Researchers propose new way to exploit the weaknesses of cancer cells

Each cell in the human body continuously divides to create new cells. This process occurs without humans’ knowledge. But each time a cell divides, a complex process has to unfold in just the right way for human cells to prevent illness and death.

The glowing cells have the babysitter protein present while the other cells are genetically modified to lack it. Image Credit: University of Copenhagen.

DNA replication is the most critical stage in this process, where the DNA found in a mother cell is duplicated into its two daughter cells. Here, several molecules have to work collectively to assemble a par of new, identical strings of DNA.

Writing for a leading international journal Nature, scientists from the University of Copenhagen have identified how MCM proteins make sure that DNA replication continues at the right speed and therefore prevents unwanted molecular collisions, which could cause damage to their genomes.

Even more significantly, the new study demonstrates how mother cells are able to instruct the daughter cells to maintain the speed of their DNA replication within physiological limits. In other words, the new findings identified nothing less than how a crucial skill needed for continuing life is stored in the memory of a cell.

We have quite many of these MCM proteins inside our cells. We can see them in the microscope, but for decades, scientists did not know what the vast majority of them actually do. From an evolutionary standpoint, it did not make sense to maintain a huge surplus of proteins only as back up, with no other important function. We have now solved this ‘MCM paradox’ by finding that all those many MCM proteins in our cells actually have a defined function”

Hana Sedlackova, Study First Author and PhD Student, Novo Nordisk Foundation Center for Protein Research

Exploiting cancer weaknesses

To elaborate on the new findings by an analogy, the team observed that cells use the excess of young MCM proteins to delay the DNA replication and they do this by adding “speed bumps” ahead of their older siblings that “drive” the engine of DNA replication. Although it may seem unrealistic to delay the process, there is a very good reason for the body to do so.

These new results show that most of MCM proteins work a bit like speed bumps on a busy street. If they were not there, the traffic would go too fast and accidents could easily happen. Our study shows that the same thing happens in the cell: If the newly born MCM proteins cannot be passed by other cells on to their daughters, DNA is replicated too quickly, and this can be fatal for the cell. Just like a car, the DNA replication engine loses its maneuverability when it goes too fast.”

Jiri Lukas, Professor and Executive Director, Novo Nordisk Foundation Center for Protein Research

According to the researchers, their findings may probably help manipulate the shortcomings of cancer cells.

Lukas added “During our work, we have also found that the young MCM proteins require a ‘molecular babysitter’ (a protein called MCMBP), which protects them and escorts them to DNA, where they can be useful. Without such protection, molecular roadblocks that slow down DNA replication cannot be made.”

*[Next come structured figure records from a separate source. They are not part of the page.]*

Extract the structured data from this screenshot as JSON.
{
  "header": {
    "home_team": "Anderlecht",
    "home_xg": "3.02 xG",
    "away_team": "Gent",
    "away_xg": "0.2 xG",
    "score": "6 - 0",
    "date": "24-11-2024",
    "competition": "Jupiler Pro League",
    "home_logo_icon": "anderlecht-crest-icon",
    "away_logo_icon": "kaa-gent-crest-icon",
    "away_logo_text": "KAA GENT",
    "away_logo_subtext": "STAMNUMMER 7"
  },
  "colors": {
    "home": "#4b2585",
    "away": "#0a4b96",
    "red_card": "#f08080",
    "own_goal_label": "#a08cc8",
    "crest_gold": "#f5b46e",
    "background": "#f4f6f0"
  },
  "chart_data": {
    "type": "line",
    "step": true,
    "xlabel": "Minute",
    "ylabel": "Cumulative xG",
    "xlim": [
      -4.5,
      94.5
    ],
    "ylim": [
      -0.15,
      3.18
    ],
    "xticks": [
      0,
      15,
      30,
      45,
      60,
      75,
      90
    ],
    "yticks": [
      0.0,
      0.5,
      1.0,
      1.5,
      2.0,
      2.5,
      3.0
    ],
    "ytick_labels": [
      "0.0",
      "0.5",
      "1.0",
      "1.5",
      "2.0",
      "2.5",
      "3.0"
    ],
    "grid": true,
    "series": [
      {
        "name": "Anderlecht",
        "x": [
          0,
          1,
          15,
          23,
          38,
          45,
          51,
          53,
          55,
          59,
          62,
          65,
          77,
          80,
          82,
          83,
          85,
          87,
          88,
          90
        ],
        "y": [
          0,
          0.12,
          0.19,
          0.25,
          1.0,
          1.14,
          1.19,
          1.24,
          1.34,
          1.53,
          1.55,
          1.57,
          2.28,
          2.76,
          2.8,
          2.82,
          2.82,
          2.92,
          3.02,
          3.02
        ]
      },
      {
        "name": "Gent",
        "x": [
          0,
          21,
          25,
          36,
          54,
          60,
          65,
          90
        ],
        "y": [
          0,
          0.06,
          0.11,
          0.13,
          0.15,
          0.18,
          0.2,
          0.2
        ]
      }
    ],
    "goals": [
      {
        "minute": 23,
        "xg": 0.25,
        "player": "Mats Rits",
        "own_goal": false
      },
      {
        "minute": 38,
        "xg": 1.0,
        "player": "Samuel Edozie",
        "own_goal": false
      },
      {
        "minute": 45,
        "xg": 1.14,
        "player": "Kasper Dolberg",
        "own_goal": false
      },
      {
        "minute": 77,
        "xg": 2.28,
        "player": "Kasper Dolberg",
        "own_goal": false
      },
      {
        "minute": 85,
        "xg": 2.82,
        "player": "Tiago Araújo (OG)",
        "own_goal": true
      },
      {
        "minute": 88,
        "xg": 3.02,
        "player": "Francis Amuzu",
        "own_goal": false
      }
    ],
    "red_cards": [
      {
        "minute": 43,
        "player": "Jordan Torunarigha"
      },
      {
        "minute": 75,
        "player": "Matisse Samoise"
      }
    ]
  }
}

While DNA in normal cell can be viewed as a nice new highway that allows reasonably fast speed, DNA in cancer cells is riddled by ‘potholes’, where every fast car (or a molecular motor that replicates DNA) is bound to crash. Based on our new findings, we are currently testing the idea that genetic of pharmacological removal of the MCMBP, and the resulting high speed of DNA replication, can be tolerated by normal cells but lethal to cancer cells.”

Jiri Lukas, Professor and Executive Director, Novo Nordisk Foundation Center for Protein Research

The team managed to plot the proteins and identify their role by employing a range of advanced equipment, like HaloTag and CRISPR-Cas9. They subsequently used 4D imaging to label the native MCM proteins and watched how they are born in the mother cells and how they are inherited by daughter cells. The team also noted how the functions of these proteins are modified in the absence of MCMBP—the “MCM babysitter.”